Preheat a waffle iron; if you plan to make all of the waffles before serving time, preheat your oven to 200˚F.

In a medium bowl, stir together the flour, sugar, baking powder, salt, cinnamon, and cloves.  In a large bowl, whisk the eggs to break up the yolks and the whites.  Set both bowls aside.

Peel the persimmons using your hands; if the fruits are ripe, the skins should easily come away from the flesh.  Don't get too broken up about some flesh sticking to the skins, as you can gently scrape it off once the fruits have been peeled.  Discard the skins, or give them to your chickens (who will loooove you). If you have an immersion blender, place the persimmon pulp into a measuring cup which holds at least two cups of liquid, and purée the mixture thoroughly.  If you are using a stand blender, blend the persimmon pulp thoroughly, and pour into a measuring cup which holds at least two cups of liquid.  Add enough milk (cow or plant) to the measuring cup so that you have two cups liquid in total, then pour back into the blender (or use your immersion blender) to briefly blend again.

Pour the persimmon-milk mixture into the eggs, add the vanilla and melted butter, and whisk to blend.  Add the flour and spice mixture, and whisk just until the ingredients are combined and you no longer see any flour streaks.
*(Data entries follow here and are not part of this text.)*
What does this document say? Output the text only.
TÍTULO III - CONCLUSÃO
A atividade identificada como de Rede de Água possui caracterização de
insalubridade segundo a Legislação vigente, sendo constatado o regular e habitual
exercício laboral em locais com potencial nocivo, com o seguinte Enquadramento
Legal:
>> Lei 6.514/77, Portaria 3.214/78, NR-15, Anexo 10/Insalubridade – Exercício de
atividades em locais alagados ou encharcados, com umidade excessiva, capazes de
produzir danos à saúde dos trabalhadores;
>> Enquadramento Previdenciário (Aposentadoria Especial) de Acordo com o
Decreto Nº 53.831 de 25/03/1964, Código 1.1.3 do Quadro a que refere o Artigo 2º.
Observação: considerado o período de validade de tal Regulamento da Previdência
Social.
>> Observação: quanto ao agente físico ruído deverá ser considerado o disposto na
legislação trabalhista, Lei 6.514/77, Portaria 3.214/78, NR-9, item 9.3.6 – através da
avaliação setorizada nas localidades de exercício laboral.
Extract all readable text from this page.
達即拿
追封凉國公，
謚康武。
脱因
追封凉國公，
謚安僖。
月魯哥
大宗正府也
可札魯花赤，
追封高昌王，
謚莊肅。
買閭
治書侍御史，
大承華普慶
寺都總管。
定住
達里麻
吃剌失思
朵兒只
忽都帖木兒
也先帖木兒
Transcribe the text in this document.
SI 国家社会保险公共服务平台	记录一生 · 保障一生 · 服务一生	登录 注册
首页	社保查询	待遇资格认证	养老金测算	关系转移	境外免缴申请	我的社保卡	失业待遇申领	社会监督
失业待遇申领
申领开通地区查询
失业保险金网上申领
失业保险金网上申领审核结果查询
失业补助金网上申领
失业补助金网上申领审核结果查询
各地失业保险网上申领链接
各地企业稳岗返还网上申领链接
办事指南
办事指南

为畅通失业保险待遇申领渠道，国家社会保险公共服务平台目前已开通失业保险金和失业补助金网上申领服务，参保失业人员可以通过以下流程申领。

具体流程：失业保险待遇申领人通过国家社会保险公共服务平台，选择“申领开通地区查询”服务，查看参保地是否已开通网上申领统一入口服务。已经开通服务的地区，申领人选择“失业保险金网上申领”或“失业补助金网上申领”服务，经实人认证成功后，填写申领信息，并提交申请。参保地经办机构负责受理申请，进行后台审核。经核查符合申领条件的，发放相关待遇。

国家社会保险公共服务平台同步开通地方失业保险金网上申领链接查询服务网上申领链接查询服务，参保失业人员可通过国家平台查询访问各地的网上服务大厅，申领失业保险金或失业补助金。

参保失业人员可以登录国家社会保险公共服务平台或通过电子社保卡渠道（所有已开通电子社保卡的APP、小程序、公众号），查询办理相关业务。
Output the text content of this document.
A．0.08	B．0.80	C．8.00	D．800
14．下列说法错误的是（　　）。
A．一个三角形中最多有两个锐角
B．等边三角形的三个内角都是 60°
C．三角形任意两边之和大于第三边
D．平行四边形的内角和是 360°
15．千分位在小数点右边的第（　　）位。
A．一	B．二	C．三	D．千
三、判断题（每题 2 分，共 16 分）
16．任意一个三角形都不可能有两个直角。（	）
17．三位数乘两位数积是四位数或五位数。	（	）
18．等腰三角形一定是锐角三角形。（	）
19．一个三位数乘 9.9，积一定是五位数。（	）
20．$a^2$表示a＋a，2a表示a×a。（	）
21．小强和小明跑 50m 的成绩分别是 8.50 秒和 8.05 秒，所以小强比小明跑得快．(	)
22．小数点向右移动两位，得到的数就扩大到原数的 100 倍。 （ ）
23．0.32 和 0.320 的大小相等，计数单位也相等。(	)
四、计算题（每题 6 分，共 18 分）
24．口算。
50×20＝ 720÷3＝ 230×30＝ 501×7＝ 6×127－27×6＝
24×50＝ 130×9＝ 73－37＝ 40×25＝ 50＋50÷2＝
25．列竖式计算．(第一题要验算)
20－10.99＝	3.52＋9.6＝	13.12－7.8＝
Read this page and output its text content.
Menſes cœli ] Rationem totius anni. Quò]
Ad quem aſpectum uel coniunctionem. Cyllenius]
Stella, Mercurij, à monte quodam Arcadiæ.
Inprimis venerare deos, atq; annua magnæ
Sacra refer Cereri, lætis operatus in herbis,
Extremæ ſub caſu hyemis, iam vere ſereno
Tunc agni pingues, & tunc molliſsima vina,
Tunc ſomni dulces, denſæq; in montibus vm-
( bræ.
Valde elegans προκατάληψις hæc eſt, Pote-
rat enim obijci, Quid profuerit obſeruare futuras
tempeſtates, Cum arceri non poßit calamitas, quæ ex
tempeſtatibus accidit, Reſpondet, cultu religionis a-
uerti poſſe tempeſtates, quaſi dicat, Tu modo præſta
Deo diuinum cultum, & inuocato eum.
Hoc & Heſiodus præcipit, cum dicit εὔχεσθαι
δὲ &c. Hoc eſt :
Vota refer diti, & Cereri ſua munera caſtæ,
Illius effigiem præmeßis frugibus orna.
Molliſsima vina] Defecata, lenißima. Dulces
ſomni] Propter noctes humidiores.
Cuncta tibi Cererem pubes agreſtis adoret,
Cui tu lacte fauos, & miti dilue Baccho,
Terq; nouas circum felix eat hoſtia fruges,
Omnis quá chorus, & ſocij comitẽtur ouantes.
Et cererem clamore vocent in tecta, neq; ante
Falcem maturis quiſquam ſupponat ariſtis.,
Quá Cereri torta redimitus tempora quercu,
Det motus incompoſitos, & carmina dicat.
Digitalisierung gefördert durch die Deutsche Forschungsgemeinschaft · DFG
Pour about 1/3-1/2 cup batter (depending on the size of your waffle iron) into the waffle iron, and gently spread the batter to within 1 inch from the edge.  Close the cover and cook for 3-5 minutes, or until crisp and golden brown.  Serve the waffles immediately, or place them in a single layer on racks in the preheated oven while you finish with the remaining batter.

Topping ideas: If you told the six-year old me that I would ever like topping my waffles with something other than straight maple syrup, I would have thought you had a bat in your attic. But these days I'm really liking the fruit/syrup or fruit/nut/syrup combinations.  Keep in mind that persimmons are mild in flavor, so you'll want to use fruit that is equally mild (such as... more persimmons).  The pecans were from my never-ending quest to crack the code behind this pecan recipe, but it's your call whether you choose to include something similar.